Players also need time to adapt to the changes we’ve implemented. The expansion of certain ATP Masters 1000 events equates to approximately 15 extra on-site days over the season. These added days must be factored in when building schedules, and it’s only logical that players will need to scale back their commitments in other areas. Doing so requires discipline, as well as the willingness to forgo appearance fees when necessary. And of course, if a player exits early from a top-tier event, they retain the flexibility to select additional tournaments at lower levels to get more matches. Essentially, it’s a top-down waterfall approach.

Q: What about when top players miss events, like Sinner and Alcaraz in Toronto?
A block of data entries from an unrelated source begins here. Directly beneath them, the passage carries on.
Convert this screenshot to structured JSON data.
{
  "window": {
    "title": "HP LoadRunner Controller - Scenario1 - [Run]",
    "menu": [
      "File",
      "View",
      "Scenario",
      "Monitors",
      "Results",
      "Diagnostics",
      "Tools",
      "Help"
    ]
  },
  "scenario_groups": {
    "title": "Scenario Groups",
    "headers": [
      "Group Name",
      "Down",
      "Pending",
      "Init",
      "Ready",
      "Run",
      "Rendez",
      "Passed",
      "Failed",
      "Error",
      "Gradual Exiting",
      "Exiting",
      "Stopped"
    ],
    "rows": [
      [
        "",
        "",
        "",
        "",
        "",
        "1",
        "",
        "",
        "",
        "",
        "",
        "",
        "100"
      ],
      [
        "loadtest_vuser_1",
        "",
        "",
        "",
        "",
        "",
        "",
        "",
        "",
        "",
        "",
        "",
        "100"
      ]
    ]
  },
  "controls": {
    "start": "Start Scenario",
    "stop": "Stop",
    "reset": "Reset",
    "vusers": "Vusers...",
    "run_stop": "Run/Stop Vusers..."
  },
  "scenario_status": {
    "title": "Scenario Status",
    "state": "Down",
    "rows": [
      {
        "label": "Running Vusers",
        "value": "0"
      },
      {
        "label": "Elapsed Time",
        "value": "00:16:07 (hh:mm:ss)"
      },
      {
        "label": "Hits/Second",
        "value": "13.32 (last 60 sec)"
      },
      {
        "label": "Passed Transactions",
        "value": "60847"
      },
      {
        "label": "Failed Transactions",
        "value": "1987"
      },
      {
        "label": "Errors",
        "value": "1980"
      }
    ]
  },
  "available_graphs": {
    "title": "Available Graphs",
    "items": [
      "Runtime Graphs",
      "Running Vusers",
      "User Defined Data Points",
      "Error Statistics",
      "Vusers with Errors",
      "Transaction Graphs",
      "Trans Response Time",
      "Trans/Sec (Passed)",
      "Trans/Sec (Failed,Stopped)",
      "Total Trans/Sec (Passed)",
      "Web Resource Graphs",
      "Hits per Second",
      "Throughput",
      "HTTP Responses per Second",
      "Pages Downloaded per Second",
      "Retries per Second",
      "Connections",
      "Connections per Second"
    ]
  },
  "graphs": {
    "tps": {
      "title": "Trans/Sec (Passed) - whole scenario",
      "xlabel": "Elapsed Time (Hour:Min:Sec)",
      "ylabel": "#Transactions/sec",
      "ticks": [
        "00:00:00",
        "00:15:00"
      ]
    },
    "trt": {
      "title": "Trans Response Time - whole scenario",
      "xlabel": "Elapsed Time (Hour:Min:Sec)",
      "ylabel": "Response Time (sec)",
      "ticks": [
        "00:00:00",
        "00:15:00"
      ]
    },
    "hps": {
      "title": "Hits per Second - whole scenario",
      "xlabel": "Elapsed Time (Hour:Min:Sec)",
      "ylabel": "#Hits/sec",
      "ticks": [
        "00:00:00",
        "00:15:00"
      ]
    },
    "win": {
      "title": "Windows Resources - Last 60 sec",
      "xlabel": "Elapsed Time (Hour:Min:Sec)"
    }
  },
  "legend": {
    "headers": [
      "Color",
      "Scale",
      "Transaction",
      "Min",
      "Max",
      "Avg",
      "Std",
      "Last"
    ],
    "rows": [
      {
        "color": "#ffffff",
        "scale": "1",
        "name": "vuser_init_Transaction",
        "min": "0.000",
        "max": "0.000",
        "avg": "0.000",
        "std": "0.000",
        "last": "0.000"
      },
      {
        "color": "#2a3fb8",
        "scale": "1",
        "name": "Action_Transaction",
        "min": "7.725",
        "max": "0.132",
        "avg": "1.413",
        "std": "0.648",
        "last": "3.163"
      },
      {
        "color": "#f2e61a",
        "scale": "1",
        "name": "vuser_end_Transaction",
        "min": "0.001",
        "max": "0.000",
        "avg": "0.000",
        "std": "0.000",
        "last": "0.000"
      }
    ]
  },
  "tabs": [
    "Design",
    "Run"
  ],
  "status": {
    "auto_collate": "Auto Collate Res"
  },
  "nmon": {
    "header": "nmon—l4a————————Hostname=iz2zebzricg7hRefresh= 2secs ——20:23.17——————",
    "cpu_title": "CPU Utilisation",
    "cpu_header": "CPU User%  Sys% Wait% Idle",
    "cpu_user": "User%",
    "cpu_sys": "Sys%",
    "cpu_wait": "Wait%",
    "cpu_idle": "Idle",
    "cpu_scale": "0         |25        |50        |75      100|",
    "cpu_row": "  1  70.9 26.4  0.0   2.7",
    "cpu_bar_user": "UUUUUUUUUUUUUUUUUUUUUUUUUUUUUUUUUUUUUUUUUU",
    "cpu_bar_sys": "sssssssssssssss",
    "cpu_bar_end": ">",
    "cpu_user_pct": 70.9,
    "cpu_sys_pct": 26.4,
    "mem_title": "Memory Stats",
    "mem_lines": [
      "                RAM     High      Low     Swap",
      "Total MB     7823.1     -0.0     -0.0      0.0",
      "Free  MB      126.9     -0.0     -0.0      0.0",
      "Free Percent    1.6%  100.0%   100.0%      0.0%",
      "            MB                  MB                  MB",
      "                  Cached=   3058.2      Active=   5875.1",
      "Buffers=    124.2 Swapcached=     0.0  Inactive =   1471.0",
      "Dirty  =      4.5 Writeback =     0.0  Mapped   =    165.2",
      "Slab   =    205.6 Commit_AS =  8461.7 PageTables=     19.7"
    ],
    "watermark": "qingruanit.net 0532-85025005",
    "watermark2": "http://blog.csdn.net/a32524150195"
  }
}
Withdrawals are part of professional sport, especially in one as physically demanding as tennis. In this case, both Jannik and Carlos had deep runs to the finals of both Roland Garros and Wimbledon—an incredible achievement. With only a two-week turnaround between Wimbledon and Toronto this year, the schedule was particularly tight. Of course, I feel for the tournament. It was unfortunate but it’s not the first time, and it won’t be the last time a Masters 1000 event faces withdrawals. That’s the reality of our sport.
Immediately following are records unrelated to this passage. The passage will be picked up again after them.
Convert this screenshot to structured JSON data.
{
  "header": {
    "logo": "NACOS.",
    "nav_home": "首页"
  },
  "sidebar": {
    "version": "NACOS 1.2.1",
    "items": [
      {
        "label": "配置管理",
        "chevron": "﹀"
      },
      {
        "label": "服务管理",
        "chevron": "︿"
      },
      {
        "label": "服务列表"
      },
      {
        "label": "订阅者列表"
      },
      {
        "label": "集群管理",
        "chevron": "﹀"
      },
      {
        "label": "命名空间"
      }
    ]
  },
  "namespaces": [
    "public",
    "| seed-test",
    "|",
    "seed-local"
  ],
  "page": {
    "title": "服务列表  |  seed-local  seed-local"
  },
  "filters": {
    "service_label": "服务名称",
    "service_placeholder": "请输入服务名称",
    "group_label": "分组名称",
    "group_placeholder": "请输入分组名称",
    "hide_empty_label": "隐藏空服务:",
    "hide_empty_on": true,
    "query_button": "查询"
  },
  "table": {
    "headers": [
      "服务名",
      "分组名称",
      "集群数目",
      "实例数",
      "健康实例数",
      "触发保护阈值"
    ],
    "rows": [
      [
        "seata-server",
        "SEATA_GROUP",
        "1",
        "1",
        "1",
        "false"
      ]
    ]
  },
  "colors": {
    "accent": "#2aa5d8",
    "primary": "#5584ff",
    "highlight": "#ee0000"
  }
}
In general though, when you step back and look at the data across recent years, player participation at the Masters 1000 level remains very strong. We need to assess the impact of reforms over time, using the full picture—attendance, viewership, player participation, compensation, and commercial performance. That’s how we make informed, long-term decisions that serve the sport as a whole.

Q: How do appearance fees factor into all this when it comes to player scheduling?
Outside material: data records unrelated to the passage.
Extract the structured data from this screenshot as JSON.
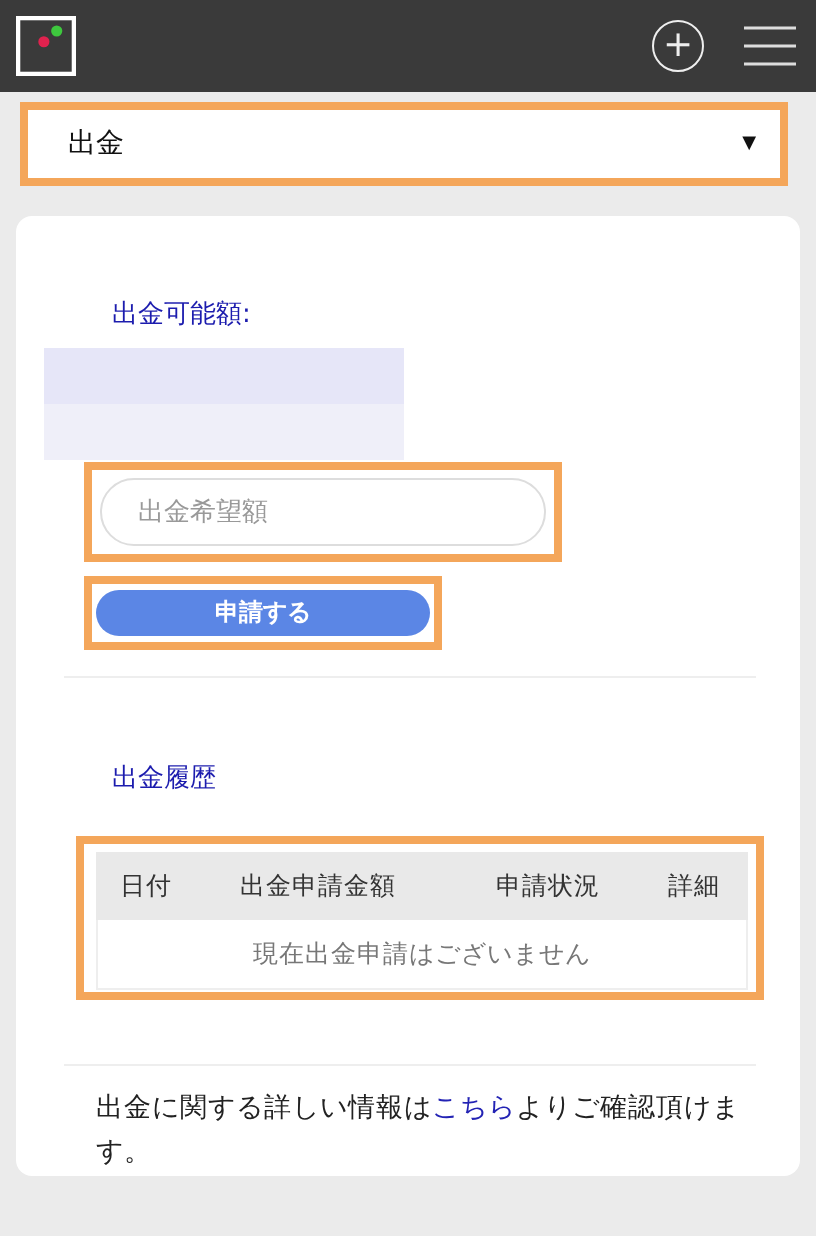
{
  "header": {
    "actions": [
      "+"
    ]
  },
  "select": {
    "value": "出金",
    "arrow": "▼"
  },
  "balance": {
    "label": "出金可能額:"
  },
  "amount_input": {
    "placeholder": "出金希望額"
  },
  "submit_button": "申請する",
  "history": {
    "title": "出金履歴",
    "columns": [
      "日付",
      "出金申請金額",
      "申請状況",
      "詳細"
    ],
    "empty_message": "現在出金申請はございません"
  },
  "info": {
    "before": "出金に関する詳しい情報は",
    "link": "こちら",
    "after": "よりご確認頂けます。"
  }
}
Appearance fees are part of the landscape. They’re not often talked about, but they move a lot of money, at the 500 and 250 level, where promoters regularly spend millions to secure big names. For top players, it’s guaranteed income. I understand the appeal.

But players and their teams also have to be mindful of unintended consequences. Those financial incentives don’t always align with what’s best for a player’s ranking, recovery, or long term career.

Q: Do exhibition events pose a problem for the ATP Tour?

Not necessarily. Exhibitions offer players another way to earn, and that’s part of the freedom that comes with being an independent contractor. I don’t take issue with the concept.

But we have to be honest: exhibitions benefit a very small number of players. They don’t offer ranking points, they don’t reinvest into the ecosystem, and they don’t support the wider player base who rely on Tour events for their livelihoods.

That’s why our focus has to remain on ATP events. They’re the foundation of the sport—built to sustain hundreds of players, not just a few. When players choose to prioritise the Tour, they’re strengthening the entire pyramid.

Q: What are the advantages for players to be independent contractors compared to some other team sports where they are employees?

There are trade-offs either way. Employees get more stability, but far less flexibility. Of course, employees lose their stability during strikes and employer lockouts. Independent contractors have freedom — to play where they want, build their teams, commercialise their brands, and attract income opportunities away from the Tour through exhibition events etc.

As an independent contractor you’re not bound to the Tour the way an NBA or NFL player is tied to a collective-bargaining agreement, or as an employee in a team. If you don’t want to play a tournament, you don’t have to — zero-pointer rules and bonus-pools incentivize participation, but they don’t force it.

At the same time, the Tour has built-in protections for players you’d normally only see under an employment model, like the player pension programme, or the Baseline financial guarantee for the Top 250. In other words, players retain control (schedule, endorsements, exhibitions) while enjoying many of the safety nets employees get. Plus, a say in every decision made by the Tour through player representatives that comprise 50% of the Board. That combination is rare in pro sport. In terms of the future, we remain open minded but you have to weigh the pros and cons of the various options, and importantly we need the Grand Slams to also be part of that conversation too, which is what we’re advocating for under OneVision.